The office presides over the Commissioners Court and is regarded as the most powerful in Dallas County, Texas's second-largest county and one of the largest in the United States. The position is like a mayor, and the court like a city council, in terms of the county's organization.
Incumbent Margaret Keliher, a Republican, was the favorite in the race, according to the Dallas Morning News. Foster said, "She had 20 times more [campaign] money than I did and spent it, but, at the same time, I was out every day, meeting with the people at any and every event I could attend, sometimes four events a day, including Saturdays and many times Sundays. I just outworked her."
Chris Russell, president of the North Texas Alarm Association for which Foster serves as a director and a long-time friend of Foster's, said "it's always good to have people who understand our business in elected office," but, more importantly, "it will be beneficial for Dallas County to have Jim in office. He's a good businessman."
The DMN attributed Foster's win to a near-universal victory by the Democratic Party in Dallas County because of voter disaffection with Republican office-holders. Foster said it was his message of returning government to the people that won him the office. It is his first elected position; he ran unsuccessfully for Sheriff three years ago.
Foster doesn't see himself as becoming a career politician. "I'm 63 years old and I'll be 67 at the end of my four-year term," he said, "so I'd say two terms would be the most that I'm going to be doing this."
Paramount Alarm, a statewide integrator doing about 80 percent of its work in fire and employing 10, will be in the able hands of sales head Jim Adams. "Nothing will change," Adams said. "I've been here a long time." If anything, he speculated the company might need to hire another installer certified in fire. The company is also in the process of hiring a new service manager.
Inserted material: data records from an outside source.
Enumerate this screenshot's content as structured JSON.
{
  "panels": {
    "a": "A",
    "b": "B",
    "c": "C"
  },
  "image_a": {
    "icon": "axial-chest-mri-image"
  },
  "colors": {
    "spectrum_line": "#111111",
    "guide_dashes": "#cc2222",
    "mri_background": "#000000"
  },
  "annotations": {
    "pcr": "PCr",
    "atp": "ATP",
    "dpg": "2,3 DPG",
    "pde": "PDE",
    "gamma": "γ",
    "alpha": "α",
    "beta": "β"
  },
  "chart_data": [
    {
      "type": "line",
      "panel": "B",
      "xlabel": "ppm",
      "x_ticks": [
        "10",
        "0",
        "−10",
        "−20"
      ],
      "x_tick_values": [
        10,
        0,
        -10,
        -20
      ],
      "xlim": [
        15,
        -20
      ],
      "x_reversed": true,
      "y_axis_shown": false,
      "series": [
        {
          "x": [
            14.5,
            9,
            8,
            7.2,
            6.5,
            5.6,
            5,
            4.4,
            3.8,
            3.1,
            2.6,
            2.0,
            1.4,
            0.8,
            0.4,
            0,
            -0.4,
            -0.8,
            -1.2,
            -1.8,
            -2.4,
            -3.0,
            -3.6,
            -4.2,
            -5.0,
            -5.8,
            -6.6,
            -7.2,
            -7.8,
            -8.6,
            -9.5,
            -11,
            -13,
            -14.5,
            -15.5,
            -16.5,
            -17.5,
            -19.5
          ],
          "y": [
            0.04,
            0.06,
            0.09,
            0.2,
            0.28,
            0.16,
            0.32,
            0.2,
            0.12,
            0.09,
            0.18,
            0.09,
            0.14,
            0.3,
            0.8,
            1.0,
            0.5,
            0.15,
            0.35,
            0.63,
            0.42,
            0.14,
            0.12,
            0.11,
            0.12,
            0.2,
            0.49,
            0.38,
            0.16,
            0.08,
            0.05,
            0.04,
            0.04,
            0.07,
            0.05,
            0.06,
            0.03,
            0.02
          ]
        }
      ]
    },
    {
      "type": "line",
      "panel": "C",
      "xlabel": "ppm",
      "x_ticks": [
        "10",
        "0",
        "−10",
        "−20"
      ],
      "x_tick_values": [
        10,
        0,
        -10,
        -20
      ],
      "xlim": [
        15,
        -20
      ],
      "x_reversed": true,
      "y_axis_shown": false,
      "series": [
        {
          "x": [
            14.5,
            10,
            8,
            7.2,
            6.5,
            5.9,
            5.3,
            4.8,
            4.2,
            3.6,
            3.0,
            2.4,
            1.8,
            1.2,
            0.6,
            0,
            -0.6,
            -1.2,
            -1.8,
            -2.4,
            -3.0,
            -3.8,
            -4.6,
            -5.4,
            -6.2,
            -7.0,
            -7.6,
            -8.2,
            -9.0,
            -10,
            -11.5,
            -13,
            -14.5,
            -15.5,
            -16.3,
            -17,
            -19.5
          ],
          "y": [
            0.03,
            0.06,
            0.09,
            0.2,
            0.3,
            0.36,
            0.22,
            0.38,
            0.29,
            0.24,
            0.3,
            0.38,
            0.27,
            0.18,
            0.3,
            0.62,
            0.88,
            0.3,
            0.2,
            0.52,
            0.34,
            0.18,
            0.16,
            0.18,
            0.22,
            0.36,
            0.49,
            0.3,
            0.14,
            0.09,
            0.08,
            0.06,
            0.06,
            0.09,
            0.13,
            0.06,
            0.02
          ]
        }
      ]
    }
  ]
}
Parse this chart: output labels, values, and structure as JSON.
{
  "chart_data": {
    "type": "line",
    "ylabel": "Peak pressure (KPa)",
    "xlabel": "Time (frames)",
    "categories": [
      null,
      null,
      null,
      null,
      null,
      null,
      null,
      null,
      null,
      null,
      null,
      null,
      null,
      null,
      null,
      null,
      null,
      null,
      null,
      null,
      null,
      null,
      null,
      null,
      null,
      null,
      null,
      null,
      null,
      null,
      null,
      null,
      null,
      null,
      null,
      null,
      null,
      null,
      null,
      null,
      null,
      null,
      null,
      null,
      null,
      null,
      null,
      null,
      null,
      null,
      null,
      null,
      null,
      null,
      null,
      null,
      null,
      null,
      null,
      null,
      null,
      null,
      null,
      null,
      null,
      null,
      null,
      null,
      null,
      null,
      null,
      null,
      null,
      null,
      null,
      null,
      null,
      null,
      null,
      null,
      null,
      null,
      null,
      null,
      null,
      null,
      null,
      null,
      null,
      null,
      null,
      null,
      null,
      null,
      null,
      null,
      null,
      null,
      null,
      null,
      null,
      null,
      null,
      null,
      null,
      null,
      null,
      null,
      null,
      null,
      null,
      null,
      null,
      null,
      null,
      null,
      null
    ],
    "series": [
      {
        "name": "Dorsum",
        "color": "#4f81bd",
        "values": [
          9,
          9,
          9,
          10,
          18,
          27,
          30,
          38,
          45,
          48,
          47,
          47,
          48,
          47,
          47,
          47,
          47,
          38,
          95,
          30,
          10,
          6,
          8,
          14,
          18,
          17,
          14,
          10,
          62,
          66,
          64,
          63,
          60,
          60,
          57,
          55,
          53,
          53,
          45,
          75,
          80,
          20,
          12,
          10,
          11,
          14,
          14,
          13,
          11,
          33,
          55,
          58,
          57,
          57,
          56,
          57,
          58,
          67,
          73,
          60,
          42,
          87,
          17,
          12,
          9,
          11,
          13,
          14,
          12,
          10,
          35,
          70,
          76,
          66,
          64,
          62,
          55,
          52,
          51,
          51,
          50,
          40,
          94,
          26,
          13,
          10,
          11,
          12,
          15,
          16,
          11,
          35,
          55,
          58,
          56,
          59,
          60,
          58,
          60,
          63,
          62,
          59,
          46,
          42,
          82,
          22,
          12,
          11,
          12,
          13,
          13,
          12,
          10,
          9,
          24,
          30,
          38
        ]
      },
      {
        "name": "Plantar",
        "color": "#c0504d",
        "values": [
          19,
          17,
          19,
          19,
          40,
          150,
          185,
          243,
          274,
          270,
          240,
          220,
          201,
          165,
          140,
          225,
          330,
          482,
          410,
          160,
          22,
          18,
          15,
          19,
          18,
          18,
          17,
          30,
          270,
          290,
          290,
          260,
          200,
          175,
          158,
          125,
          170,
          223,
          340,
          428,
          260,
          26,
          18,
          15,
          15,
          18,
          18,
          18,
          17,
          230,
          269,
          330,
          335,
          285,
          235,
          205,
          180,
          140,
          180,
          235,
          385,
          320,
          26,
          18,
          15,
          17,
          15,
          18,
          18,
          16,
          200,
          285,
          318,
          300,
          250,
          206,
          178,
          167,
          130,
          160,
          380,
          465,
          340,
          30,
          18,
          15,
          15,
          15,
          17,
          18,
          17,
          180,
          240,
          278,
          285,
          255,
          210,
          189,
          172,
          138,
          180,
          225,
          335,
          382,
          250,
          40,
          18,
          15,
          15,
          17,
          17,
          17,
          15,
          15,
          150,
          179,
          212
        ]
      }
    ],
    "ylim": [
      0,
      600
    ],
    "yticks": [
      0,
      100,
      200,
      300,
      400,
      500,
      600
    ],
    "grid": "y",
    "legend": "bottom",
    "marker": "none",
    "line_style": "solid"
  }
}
Foster thinks his alarm background will serve him well as county judge, especially as he's now in charge of emergency management, which is "going to need a new building. That's very similar to a central station. There's many similarities in terms of meeting requirements and I doubt that anyone else on the court has that kind of experience."
As for Dallas's controversial verified commercial alarm policy, Foster said he'll be in an advisory position, talking with Dallas city government. However, he said, "My recommendation is probably going to be with the state Legislature, and my recommendation is going to be that if a city intends to do that they need to put it up to a public vote."